Sheldon served around hot, fragrant coffee, and suggested lunch. When the meal was ready Saxe. had sufficiently recovered to join us and felt so invigorated after that he proposed we venture out and prospect. We advised against it, of course, but Saxe. was known never to take advice, and we might as well talk to the Propellier.

We discovered a broad plain stretching east to west to an infinite distance, but straight ahead the road continued as though leveled from the side of the mountains. Upon one side huge cliffs towered and upon the other deep, unfathomable chasms. The boulders were perpendicular and of glassy smoothness. A terrific gale was blowing, dark clouds scurried across the sky with occasional breaks, letting a star gleam through, and once a wide space cleared and the moon shone full, lighting up the strange, weird, beautiful scenery.

“If this is the dead portion of the earth, then death is certainly grand, sublime,” remarked Sheldon.

“According to the compass,” interrupted Saxe., whose mind apparently was not upon the scenery, “we must travel straight ahead, and that narrow road in front is the route. I judge it’s about fifteen feet wide,” he continued, “inclines sharply, curving into the cliffs down there. We must know what’s around that bend before we go splurging with the machine.”

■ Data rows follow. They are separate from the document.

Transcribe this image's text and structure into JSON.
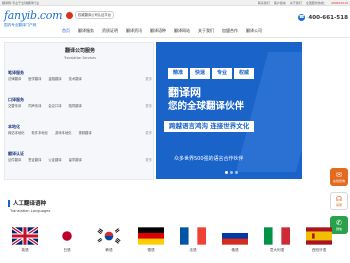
{
  "topbar": {
    "left_text": "翻译网-专业于全球翻译行业",
    "right_items": [
      "联系我们",
      "客户留言",
      "关于我们",
      "全国服务热线：",
      "400661518"
    ]
  },
  "logo": {
    "mark": "fanyib.com",
    "slogan": "国内专业翻译门户网"
  },
  "badge": {
    "text": "权威翻译公司认证平台"
  },
  "phone": {
    "icon": "phone-icon",
    "number": "400-661-518"
  },
  "nav": {
    "items": [
      "首页",
      "翻译服务",
      "资质证明",
      "翻译资讯",
      "翻译语种",
      "翻译网站",
      "关于我们",
      "加盟合作",
      "翻译公司"
    ]
  },
  "sidebar": {
    "title": "翻译公司服务",
    "subtitle": "Translation Services",
    "groups": [
      {
        "title": "笔译服务",
        "items": [
          "法律翻译",
          "医学翻译",
          "金融翻译",
          "技术翻译"
        ],
        "more": "更多"
      },
      {
        "title": "口译服务",
        "items": [
          "交替传译",
          "同声传译",
          "会议口译",
          "陪同翻译"
        ],
        "more": "更多"
      },
      {
        "title": "本地化",
        "items": [
          "网站本地化",
          "软件本地化",
          "游戏本地化",
          "视频翻译"
        ],
        "more": "更多"
      },
      {
        "title": "翻译认证",
        "items": [
          "证件翻译",
          "签证翻译",
          "公证翻译",
          "留学翻译"
        ],
        "more": "更多"
      }
    ]
  },
  "banner": {
    "chips": [
      "精准",
      "快速",
      "专业",
      "权威"
    ],
    "headline": "翻译网",
    "headline2": "您的全球翻译伙伴",
    "ribbon": "跨越语言鸿沟 连接世界文化",
    "footer": "众多世界500强的语言合作伙伴"
  },
  "float_rail": [
    {
      "icon": "chat-icon",
      "label": "在线咨询"
    },
    {
      "icon": "headset-icon",
      "label": "客服"
    },
    {
      "icon": "wechat-icon",
      "label": "微信"
    }
  ],
  "languages_section": {
    "title": "人工翻译语种",
    "subtitle": "Translation Languages",
    "languages": [
      {
        "name": "英语",
        "flag": "uk-flag-icon"
      },
      {
        "name": "日语",
        "flag": "japan-flag-icon"
      },
      {
        "name": "韩语",
        "flag": "korea-flag-icon"
      },
      {
        "name": "德语",
        "flag": "germany-flag-icon"
      },
      {
        "name": "法语",
        "flag": "france-flag-icon"
      },
      {
        "name": "俄语",
        "flag": "russia-flag-icon"
      },
      {
        "name": "意大利语",
        "flag": "italy-flag-icon"
      },
      {
        "name": "西班牙语",
        "flag": "spain-flag-icon"
      }
    ]
  },
  "colors": {
    "brand_blue": "#1a63c9",
    "accent_orange": "#e36b1f",
    "hot_red": "#e0312e"
  }
}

We started down the narrow road, but the cutting ice wind chilled us to the heart and we huddled together with a distinct desire to avoid moving. “We’ll petrify if we remain stationary,” warned Saunders, “keep moving. But it’s not as frigid as it should be at this altitude. It’s the atmosphere and earth——”

Saxe. grunted and rushed ahead; we quickly followed, glad of anything to squelch Saunders, who once started upon his hobby was good for days. His language was eloquent, his subject always learned and instructive, and in a nice, warm room, we could have all gone comfortably to sleep, but in an atmosphere of ice, with the Pole almost in sight.... We reached the perilous bend in the road, it was engulfed in deep, black shadows, cast by cliffs above, but farther on re-appeared, stretching along the level for miles and miles, curving, undulating, like a gigantic serpent, and gleaming like silver in the strange light, neither night nor day.

“It was once the bed of a river,” remarked Sheldon, who, like Saunders, was daft on his hobby.

“Nonsense!” retorted Saxe., “it’s the main artery of a burnt-out volcano.”

“Volcano in the frigid zone!” laughed Sheldon.

We returned to the Propellier, tired out and panting heavily, the exertion made us perspire freely after a few seconds’ rest. Saxe. was anxious to push forward at once. We voted consent. He flared the search-light upon the road and the Propellier cautiously started down the incline. Up hill and down into deep, black hollows, we sped like the wind and very little level was there to this riverbed, artery, or whatever it was. Ever to our right were smooth, high cliffs, and to the left unfathomable mist shrouded valleys. The wild, uncanny scenery, magnetic in its monstrous, powerful unreality, chained the attention. Granite, granite, mighty boulders reared to stupendous height, casting shadows that stretched to the impenetrable, blue mist, shielding mysterious chasms. Vegetation? God! Vegetation in this dreadful place with its dull, horrible, mucky atmosphere? It was like a nightmare, awe-inspiring, firing the imagination.